At a time of modest forecasts for growth in the manufacturing sector — 3.4% for sales and just 1.2% for capital investment, according to the National Association of Manufacturer’s Q1 2025 outlook — the smart move is not necessarily reinvention, but rather coherence, where existing programs work together to deliver targeted, compounding value.
In times of crisis, many companies assume they need to start fresh to future-proof their workforce. In reality, the pieces are already in place. What’s needed is orchestration.
Consider that for manufacturing HR leaders and their teams, many of the foundational elements to endure these uncertain times, close the talent gap, and drive measurable business impact are already in place: education and tuition benefits, upskilling and reskilling initiatives, coaching and mentorship infrastructure, credential partnerships, and internal-mobility plans for top talent. The challenge is to connect, maximize, and update these tools to better reflect the realities of today and tomorrow, rather than hit the panic button and start over.

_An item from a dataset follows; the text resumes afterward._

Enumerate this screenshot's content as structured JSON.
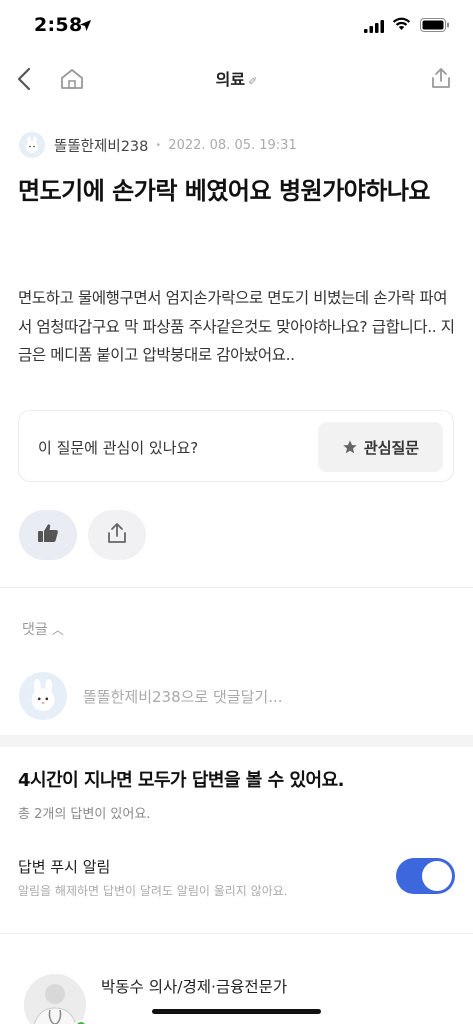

Based on our experience and analysis of real-world case studies of Guild partners, reconciling these often-disparate talent-development tools can provide stability to your people and forward momentum for your business. Here’s what that might look like.
1. Connect the dots between disparate learning programs.
Take traditional tuition reimbursement (TR). While well-intentioned, these programs can be costly and difficult to administer for organizations, not to mention burdensome for the employee. Frontline workers often lack visibility into the full range of education options and, without structured support and curation by leadership, employees default to what they know — local community colleges or brand-name online programs. Plus, fronting the cost for education can be financially difficult. As a result, employees miss out on more strategic, business-aligned opportunities. That’s why the smartest next move during this time is reconciliation, not reinvention.
HR leaders should shift from passive funding models to actively curating and qualifying the programs, including TR, that build the skills they need most. That means selecting outcomes-driven programs designed for the learners who use them while simplifying the decision process for employees. The goal is not necessarily to add more options but to offer better, more targeted ones that have better career prospects for learners and business impact for your executives. Simple smart moves you can take now:
Pick the programs that align with your business;
Set funding levels that remove barriers; and
Direct learners into the programs that matter.
Through it all, employees need support in the form of coaching and advising. For Thomas Chastain, a PepsiCo warehouse supervisor, coaching became the difference between starting a degree and finishing it. His Guild coach provided far more than academic support; he offered an unbiased sounding board and personalized encouragement during life’s inevitable stressors. “It may not have been about school,” Chastain told us, “but just what hurdles I was facing… and then having him go, ‘Well, what are we going to do about it?’”
2. Combine degrees and short-form credentials with intention.
Should your workers get a degree or a certificate? To meet the moment, HR leaders and their teams must have a deliberate strategy for balancing both: the four-year degree and stackable, short-form credentials.
It’s important to note that, given the option, many employees across manufacturing choose short-form certificates that are skill-focused, geared toward upskilling in high-need areas, and easier to balance with life on the factory floor. In fact, in the four years between March 2021 to March 2025, Guild observed a 4.3x increase in the share of new learners enrolling in short-form programs.
At the same time, degrees remain a critical foundation — by 2031, 43% of all U.S. jobs will still require at least a bachelor’s degree, according to Georgetown University data. Today, roughly half of the open positions in manufacturing require at least a bachelor’s degree, according to Carolyn Lee, the president and executive director of the Manufacturing Institute, which projects that a significant number of manufacturing jobs will require bachelor's degrees or higher by 2033.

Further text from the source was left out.